For example in this sentence

The way to tell a true unit from a degree of something is to look at the zero point.

Can I use level instead of degree?

Best Answer

Very short answer: No, you must use the word degree.

Long answer: My best guess is that this sentence comes from a high-school physics textbook.

"The way to tell a true unit from a degree of something is to look at the zero point".

In this sentence, the word "degree" is being used to mean "those units of measurement which take the word degree", (degrees Celcius, degrees Fahrenheit, etc). It is contrasting these units with "true units", (metres, feet, amps, etc), which do not take the word "degree".

We don't say "degrees feet" or "degrees tonnes", but should say "degrees celcius" or "degrees Fahrenheit". Why?

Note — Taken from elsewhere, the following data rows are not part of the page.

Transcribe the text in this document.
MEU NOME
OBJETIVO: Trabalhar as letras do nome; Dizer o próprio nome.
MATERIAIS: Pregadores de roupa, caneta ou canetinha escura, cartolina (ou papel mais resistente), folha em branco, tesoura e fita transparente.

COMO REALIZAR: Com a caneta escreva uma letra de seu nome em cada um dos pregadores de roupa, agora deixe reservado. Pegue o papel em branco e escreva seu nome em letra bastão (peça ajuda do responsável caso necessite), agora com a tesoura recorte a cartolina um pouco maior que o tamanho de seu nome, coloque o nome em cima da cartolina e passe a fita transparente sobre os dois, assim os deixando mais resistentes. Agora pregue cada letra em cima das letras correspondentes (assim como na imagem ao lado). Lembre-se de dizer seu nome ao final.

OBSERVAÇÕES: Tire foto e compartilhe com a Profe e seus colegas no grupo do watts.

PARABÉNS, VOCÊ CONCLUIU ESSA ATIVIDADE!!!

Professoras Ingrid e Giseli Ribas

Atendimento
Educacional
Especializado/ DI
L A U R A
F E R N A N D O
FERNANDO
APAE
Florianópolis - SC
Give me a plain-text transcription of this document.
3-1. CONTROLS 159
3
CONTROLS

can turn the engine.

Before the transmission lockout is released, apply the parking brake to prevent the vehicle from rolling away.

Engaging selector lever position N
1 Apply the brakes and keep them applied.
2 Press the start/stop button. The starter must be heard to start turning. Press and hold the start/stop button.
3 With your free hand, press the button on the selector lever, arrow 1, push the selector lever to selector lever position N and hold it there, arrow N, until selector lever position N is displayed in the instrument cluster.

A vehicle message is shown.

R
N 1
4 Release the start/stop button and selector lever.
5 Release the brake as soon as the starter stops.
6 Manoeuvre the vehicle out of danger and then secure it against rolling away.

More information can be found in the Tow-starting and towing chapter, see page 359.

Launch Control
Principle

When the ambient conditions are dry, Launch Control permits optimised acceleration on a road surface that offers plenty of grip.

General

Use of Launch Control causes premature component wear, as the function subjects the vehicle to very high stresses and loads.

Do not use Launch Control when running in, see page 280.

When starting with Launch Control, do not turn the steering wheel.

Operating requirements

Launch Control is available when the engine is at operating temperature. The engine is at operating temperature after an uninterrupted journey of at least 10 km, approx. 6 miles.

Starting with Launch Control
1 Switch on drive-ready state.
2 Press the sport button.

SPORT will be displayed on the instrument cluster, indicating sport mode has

Your sentence tells you: by looking at the zero point.

A quantity expressed in a true unit, -- such as a metre, second, foot, or amp, -- is such that zero means that there is nothing-at-all of a thing.

Zero metres is identical to zero feet, or zero inches, or zero light-years, it means no distance at all. Zero tonnes, zero grains and zero ounces are similarly equal, and represent a lack of weight. These are true units.

In some cases, "nothing at all" of a thing is hard to find or inconvenient to use. The classic case of this is temperature, where "no temperature at all" is hard to create or find in nature. In such cases zero must be placed rather arbitrarily and negative quantities admitted. Zero degrees Fahrenheit is not zero degrees Celcius and neither represent a lack of temperature. They therefore have "degrees" in front of them. They are so marked because there are considerable implications to this arbitrary positioning of zero.

So the way to tell if something should take the word "degree" is to look at what zero means. If it means none-at-all of a thing then it may be a true unit. If zero has been placed by convention at an (often convenient) point then it is a degree unit and not a true unit at all.